Так вот, он всегда присылал мне подробный отчет о прибылях и убытках от своих кур за истекший месяц - во всяком случае, об убытках - и еще включал в этот отчет все статьи расходов: корм для кур, шляпа для жены, башмаки для себя и так далее, вплоть до платы за проезд в поезде и еженедельных пожертвований, в сумме десяти центов, в пользу миссионеров, пытающихся обречь китайцев на вечный огонь по плану, которого они не одобряют. Но когда среди этих мелочей я обнаружил двадцать пять долларов за постоянную скамью в церкви, терпение мое лопнуло. Я велел ему переменить религию, а церковную скамью продать.
Пятница, 6 апреля 1906 г.
Этот наш дом - № 21 по Пятой авеню - стоит на углу Девятой улицы, в двухстах шагах от Вашингтон-сквер. Ему уже лет пятьдесят-шестьдесят. Строил его Ренвик, - тот, что построил католический собор. Дом большой, комнаты во всех этажах хорошие, просторные, но в них мало солнца.

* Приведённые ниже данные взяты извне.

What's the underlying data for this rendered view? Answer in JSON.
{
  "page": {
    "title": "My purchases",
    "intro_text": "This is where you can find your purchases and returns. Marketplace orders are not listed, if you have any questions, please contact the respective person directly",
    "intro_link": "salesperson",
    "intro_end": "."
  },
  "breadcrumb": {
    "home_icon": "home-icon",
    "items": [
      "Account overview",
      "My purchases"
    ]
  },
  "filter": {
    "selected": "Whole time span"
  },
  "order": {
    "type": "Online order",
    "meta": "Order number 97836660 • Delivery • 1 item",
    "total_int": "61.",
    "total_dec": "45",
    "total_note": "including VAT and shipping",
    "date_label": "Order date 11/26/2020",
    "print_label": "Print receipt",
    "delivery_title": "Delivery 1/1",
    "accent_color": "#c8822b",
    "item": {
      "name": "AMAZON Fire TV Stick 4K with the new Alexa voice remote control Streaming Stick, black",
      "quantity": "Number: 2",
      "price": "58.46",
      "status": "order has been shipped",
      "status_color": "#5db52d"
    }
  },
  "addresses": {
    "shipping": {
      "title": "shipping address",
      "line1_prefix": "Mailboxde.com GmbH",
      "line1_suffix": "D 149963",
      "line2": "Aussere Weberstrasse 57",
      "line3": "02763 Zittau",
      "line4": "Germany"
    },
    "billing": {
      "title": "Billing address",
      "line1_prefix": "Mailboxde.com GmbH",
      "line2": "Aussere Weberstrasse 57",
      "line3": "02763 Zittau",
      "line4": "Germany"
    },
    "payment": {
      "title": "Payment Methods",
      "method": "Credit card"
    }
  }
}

Вчера я дошел до Вашингтон-сквер, свернул налево - посмотреть на дом, который стоит на углу Университетской площади. Я перешел на другую сторону, чтобы охватить взглядом весь фасад этого дома. Переходя улицу, я встретил какую-то женщину, и она, видимо, меня узнала, да и мне что-то в ее лице показалось знакомым. Я почувствовал, что она сейчас повернет обратно, подойдет и заговорит со мной, - и так оно и случилось. Эта женщина была небольшого роста, полная, с добрым и мягким лицом, но немолодая и некрасивая. Волосы у нее были совсем белые, одета она была опрятно, но бедно. Она сказала:
- Простите, вы не мистер Клеменс?
- Он самый, - отвечал я.
Она сказала:
- А где ваш брат Орион?
- Умер.
- А его жена?
- Умерла, - ответил я и добавил: - Я вас, по-моему, знаю, но никак не припомню, кто вы.
Она сказала:
- А помните Этту Бут?
Я знавал в своей жизни только одну Этту Бут, и она мгновенно возникла передо мной, как живая. Словно она подошла и стала рядом с этой толстенькой старушкой - во всей красе и наивной прелести своих тринадцати лет, с тугими косами, в огненно-красном платье до колен. Да, Этту я помнил отлично. И тут же передо мною возникло другое видение, и в центре его, на серо-черном фоне, как факел, горело платье этой девочки. Но видение не пребывало в неподвижности, в покое. Место действия - большая зала для танцев в каком-то на скорую руку сколоченном строении, не то в Голд-Хилле, не то в Вирджиния-Сити, Невада. Две-три сотни дюжих мужчин отплясывают с завидным усердием. И в этом вихре кружится и сверкает алое платьице Этты; она единственная танцорка в этой мужской толпе. Ее мать - дородная, улыбающаяся - сидит одна у стены, как на троне, и с безмятежно-довольным видом взирает на всеобщее веселье. Она и Этта - единственные здесь представительницы своего пола. Часть мужчин изображает дам; левая рука у них повязана носовым платком - это их отличительный признак. Я с Эттой не танцевал, я тоже изображал даму. За поясом у меня торчал револьвер, как и у остальных дам, а также у кавалеров. Зала наша была всего лишь унылый сарай, освещенный сальными свечами в люстрах из бочоночных обручей, подвешенных к потолку; и сало капало нам на головы. Было это в начале зимы 1862 года. И только через сорок четыре года наши с Эттой пути опять скрестились.
Я спросил про ее отца.
- Умер, - отвечала она.
Я спросил про ее мать.
- Умерла.
Еще вопрос - и я узнал, что она давно замужем, но детей у нее нет. Мы пожали друг другу руки и расстались. Она отошла шага на четыре, потом вернулась, глаза ее были полны слез, и она сказала:
- Я здесь чужая, далеко от всех друзей, да и друзей-то у меня осталось - по пальцам перечесть. Почти все умерли. Уж я вам расскажу свое горе. Кому-то я должна рассказать. Нет сил одной его нести, пока не притерпелась! Доктор мне только что сказал, что муж мой не сегодня-завтра умрет, а я и понятия не имела, что он так плох.
СНОВА ПРО ОРИОНА
Эксперимент с курами занял, сколько помнится, всего год, самое большое - два. Он обошелся мне в шесть тысяч долларов. Я думаю, что Орион был просто не б силах расстаться со своей фермой и что его тесть взял ее обратно из чистого самопожертвования.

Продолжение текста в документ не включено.